À Carquefou, des familles et des membres du personnel de l'EHPAD de La Seilleraye expriment leur profonde inquiétude face à une situation alarmante. Ces derniers dénoncent un manque de personnel et des conditions de vie insatisfaisantes pour les résidents.
Annie, dont le père réside à La Seilleraye, témoigne : "C'est devenu un mouroir. Depuis trois semaines, à chaque visite, je trouve mon père avec les cheveux gras. Un jour, je l'ai trouvé couché à 14h30 car le personnel ne pouvait pas s'en occuper. C'est inacceptable !"
Ce constat est partagé par André, dont les deux parents ont 95 ans : "Une fois, je n'ai vu qu'une aide-soignante pour deux étages, et elle était si épuisée qu'elle en pleurait. Ce n'est pas normal," se désespère-t-il, notant l'absence de réponse de la direction malgré des courriers envoyés.

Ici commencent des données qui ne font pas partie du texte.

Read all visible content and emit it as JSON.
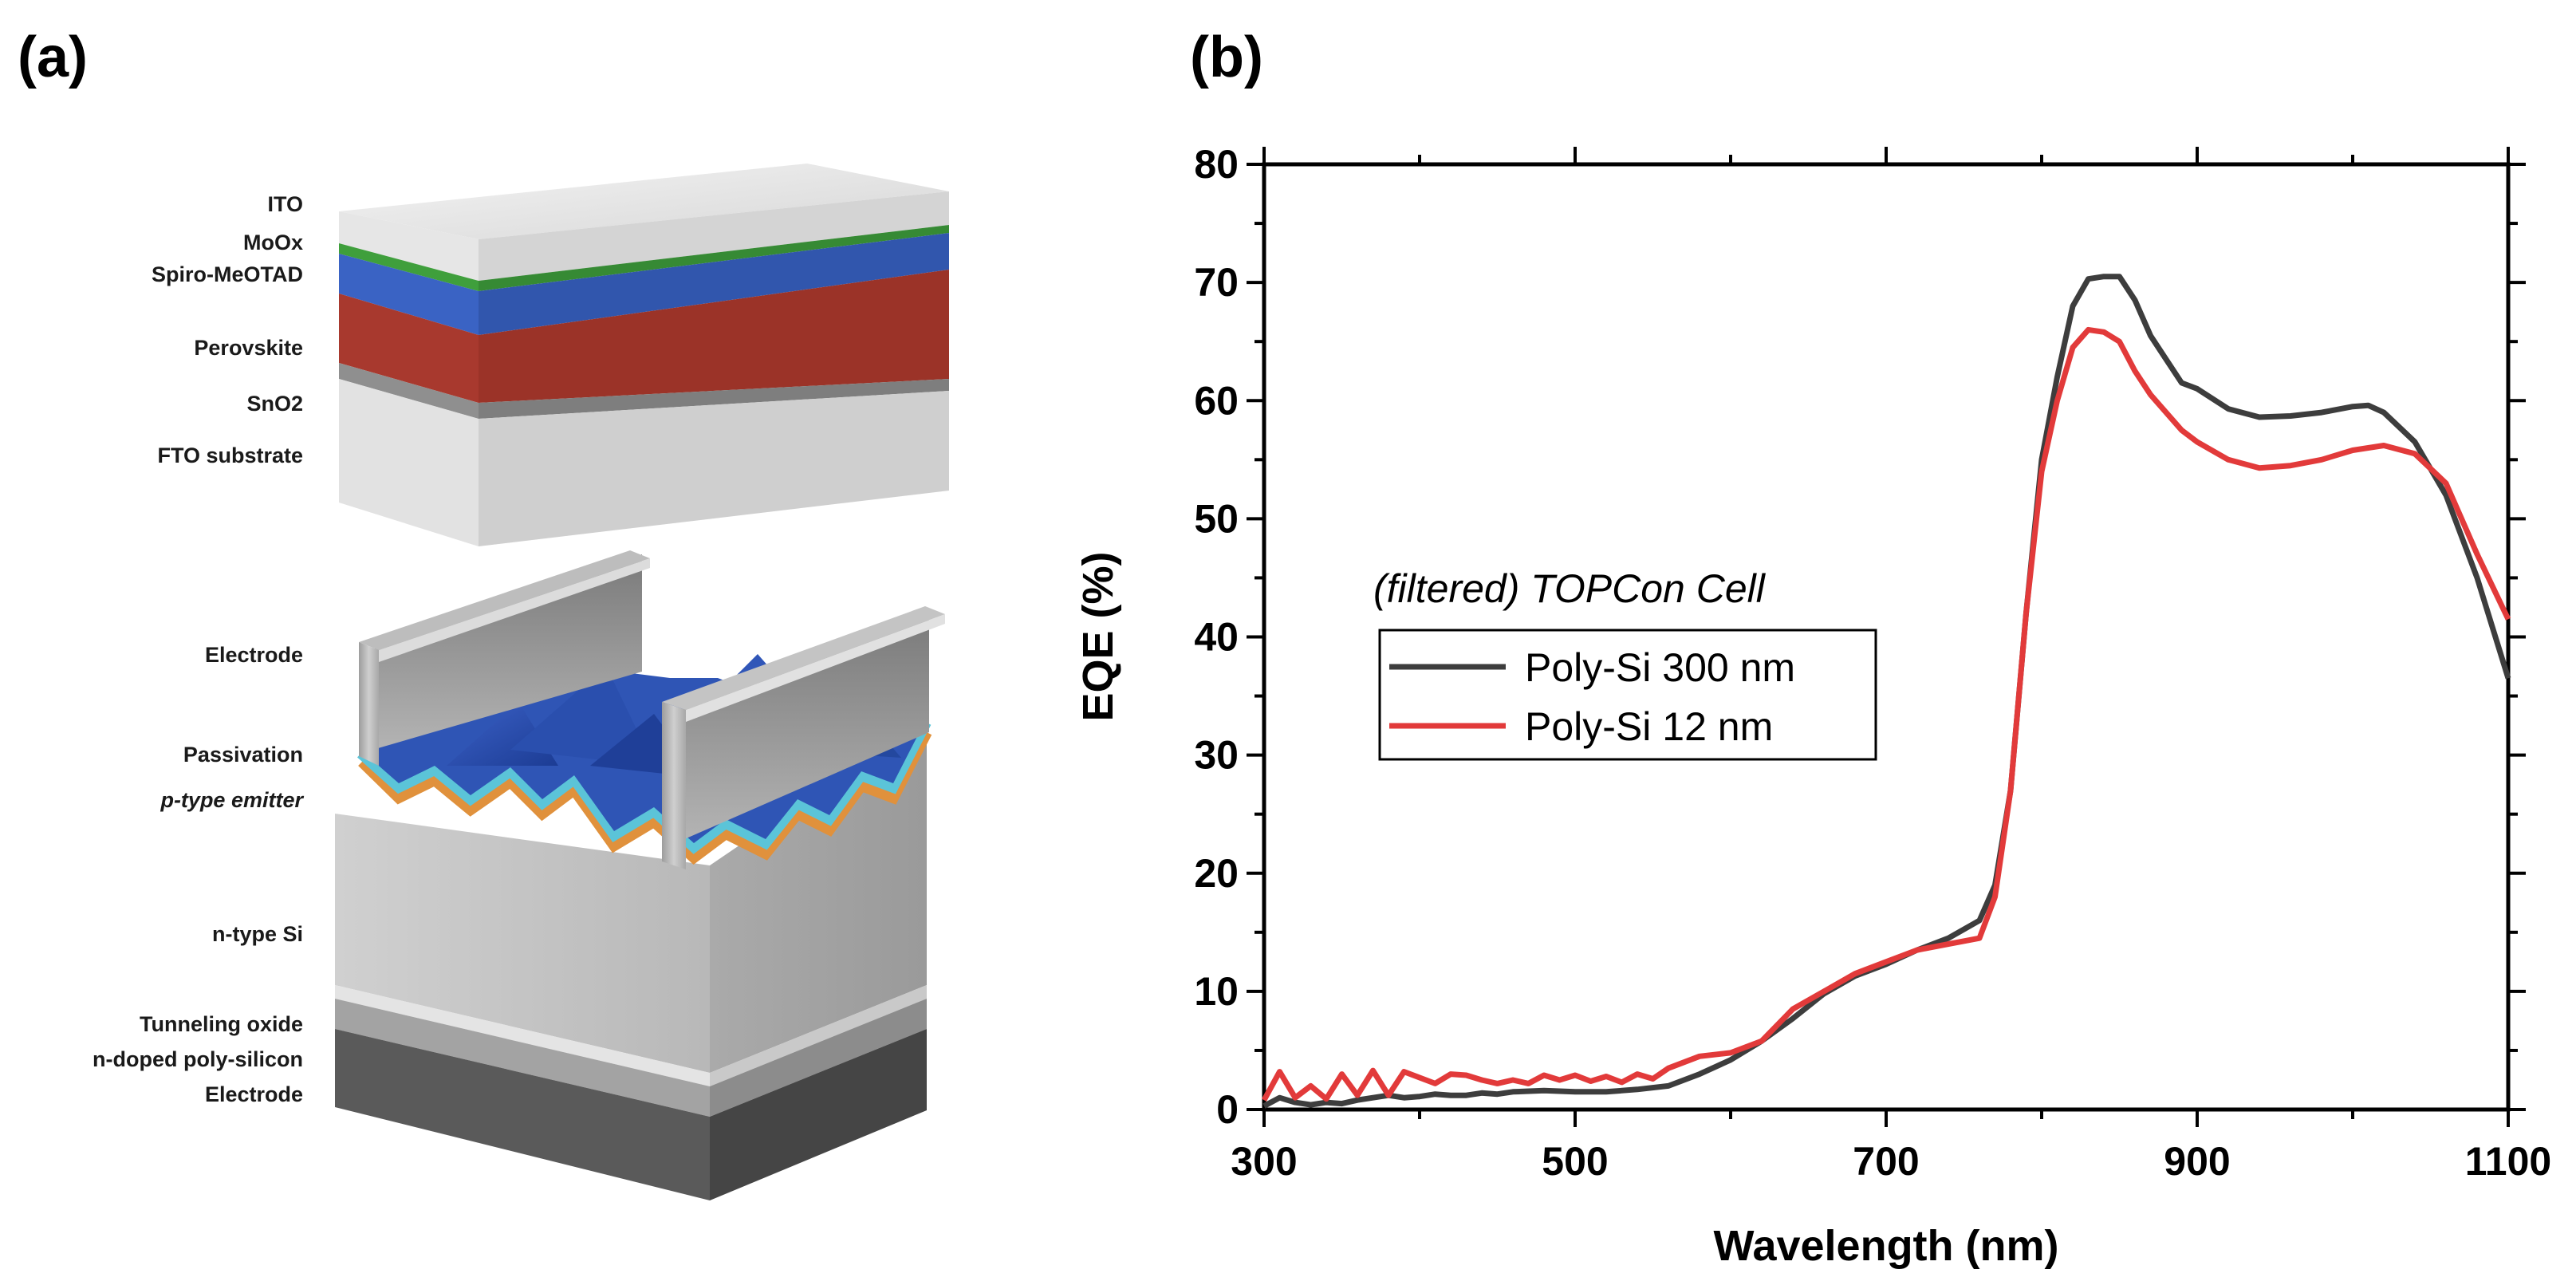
{
  "panels": {
    "a_label": "(a)",
    "b_label": "(b)"
  },
  "device": {
    "perovskite_layers": [
      {
        "id": "ito",
        "label": "ITO",
        "color": "#e4e4e4"
      },
      {
        "id": "moox",
        "label": "MoOx",
        "color": "#3f9f3c"
      },
      {
        "id": "spiro",
        "label": "Spiro-MeOTAD",
        "color": "#3a63c4"
      },
      {
        "id": "perovskite",
        "label": "Perovskite",
        "color": "#a8392e"
      },
      {
        "id": "sno2",
        "label": "SnO2",
        "color": "#8f8f8f"
      },
      {
        "id": "fto",
        "label": "FTO substrate",
        "color": "#dcdcdc"
      }
    ],
    "silicon_layers": [
      {
        "id": "electrode_top",
        "label": "Electrode",
        "color": "#b9b9b9"
      },
      {
        "id": "passivation",
        "label": "Passivation",
        "color": "#5bc4d8"
      },
      {
        "id": "p_emitter",
        "label": "p-type emitter",
        "color": "#e0913c"
      },
      {
        "id": "n_si",
        "label": "n-type Si",
        "color": "#c4c4c4"
      },
      {
        "id": "tunnel",
        "label": "Tunneling oxide",
        "color": "#d8d8d8"
      },
      {
        "id": "poly",
        "label": "n-doped poly-silicon",
        "color": "#9a9a9a"
      },
      {
        "id": "electrode_bot",
        "label": "Electrode",
        "color": "#555555"
      }
    ]
  },
  "chart_data": {
    "type": "line",
    "title": "",
    "xlabel": "Wavelength (nm)",
    "ylabel": "EQE (%)",
    "xlim": [
      300,
      1100
    ],
    "ylim": [
      0,
      80
    ],
    "xticks": [
      300,
      500,
      700,
      900,
      1100
    ],
    "yticks": [
      0,
      10,
      20,
      30,
      40,
      50,
      60,
      70,
      80
    ],
    "legend_title": "(filtered) TOPCon Cell",
    "legend_position": "center-left",
    "series": [
      {
        "name": "Poly-Si 300 nm",
        "color": "#3d3d3d",
        "x": [
          300,
          310,
          320,
          330,
          340,
          350,
          360,
          370,
          380,
          390,
          400,
          410,
          420,
          430,
          440,
          450,
          460,
          480,
          500,
          520,
          540,
          560,
          580,
          600,
          620,
          640,
          660,
          680,
          700,
          720,
          740,
          760,
          770,
          780,
          790,
          800,
          810,
          820,
          830,
          840,
          850,
          860,
          870,
          880,
          890,
          900,
          920,
          940,
          960,
          980,
          1000,
          1010,
          1020,
          1040,
          1060,
          1080,
          1100
        ],
        "values": [
          0.3,
          1.0,
          0.6,
          0.4,
          0.6,
          0.5,
          0.8,
          1.0,
          1.2,
          1.0,
          1.1,
          1.3,
          1.2,
          1.2,
          1.4,
          1.3,
          1.5,
          1.6,
          1.5,
          1.5,
          1.7,
          2.0,
          3.0,
          4.2,
          5.8,
          7.7,
          9.8,
          11.3,
          12.3,
          13.5,
          14.5,
          16.0,
          19.0,
          27.0,
          42.0,
          55.0,
          62.0,
          68.0,
          70.3,
          70.5,
          70.5,
          68.5,
          65.5,
          63.5,
          61.5,
          61.0,
          59.3,
          58.6,
          58.7,
          59.0,
          59.5,
          59.6,
          59.0,
          56.5,
          52.0,
          45.0,
          36.5
        ]
      },
      {
        "name": "Poly-Si 12 nm",
        "color": "#e23a3a",
        "x": [
          300,
          310,
          320,
          330,
          340,
          350,
          360,
          370,
          380,
          390,
          400,
          410,
          420,
          430,
          440,
          450,
          460,
          470,
          480,
          490,
          500,
          510,
          520,
          530,
          540,
          550,
          560,
          580,
          600,
          620,
          640,
          660,
          680,
          700,
          720,
          740,
          760,
          770,
          780,
          790,
          800,
          810,
          820,
          830,
          840,
          850,
          860,
          870,
          880,
          890,
          900,
          920,
          940,
          960,
          980,
          1000,
          1010,
          1020,
          1040,
          1060,
          1080,
          1100
        ],
        "values": [
          0.8,
          3.2,
          1.0,
          2.0,
          0.9,
          3.0,
          1.2,
          3.3,
          1.2,
          3.2,
          2.7,
          2.2,
          3.0,
          2.9,
          2.5,
          2.2,
          2.5,
          2.2,
          2.9,
          2.5,
          2.9,
          2.4,
          2.8,
          2.3,
          3.0,
          2.6,
          3.5,
          4.5,
          4.8,
          5.8,
          8.5,
          10.0,
          11.5,
          12.5,
          13.5,
          14.0,
          14.5,
          18.0,
          27.0,
          42.0,
          54.0,
          60.0,
          64.5,
          66.0,
          65.8,
          65.0,
          62.5,
          60.5,
          59.0,
          57.5,
          56.5,
          55.0,
          54.3,
          54.5,
          55.0,
          55.8,
          56.0,
          56.2,
          55.5,
          53.0,
          47.0,
          41.5
        ]
      }
    ]
  }
}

Chantal, sœur d'André, souligne la détresse des soignants : "Ils ne sont pas suffisamment nombreux, il est parfois difficile pour eux de s'occuper des résidents correctement. Je me demande vraiment comment ils gèrent les repas, surtout pour ceux qui ne peuvent pas manger seuls."
Les travailleurs de La Seilleraye, malgré leurs efforts, sont à bout de nerfs. Catherine Richard, la secrétaire de la CGT au pôle gériatrique, déclare : "Depuis trois ans, nous alertons le CHU de Nantes sur les sous-effectifs et nous n’avons reçu aucune réponse satisfaisante. Nous venons d’envoyer une nouvelle lettre ouverte au directeur général," a-t-elle annoncé lors d'une récente conférence.
Pour sa part, la direction du CHU a tenté d’apporter des explications, indiquant que "la gériatrie est une spécialité manquant d’attractivité, rendant le recrutement difficile". Un job dating est prévu le 28 mai prochain pour tenter d'attirer de nouveaux talents, mais pour la CGT, "la direction doit revoir son organisation et rendre le travail en EHPAD plus attractif", insiste Catherine Richard.
Les résidents, eux aussi, se sentent oubliés. Monique, une résidente de neuf ans à La Seilleraye, partage : "Avant, nous avions la possibilité de sortir avec le personnel, mais ce n'est plus le cas aujourd'hui". Une détérioration qui n’échappe pas non plus à Madeleine : "Le goûter en terrasse était un moment privilégié, mais maintenant, les aides-soignantes n’ont tout simplement plus le temps."
Le besoin urgent d'un soutien accru et d'une réorganisation des soins à La Seilleraye est de plus en plus pressant, alors que les familles se battent pour le bien-être de leurs proches en ces temps difficiles.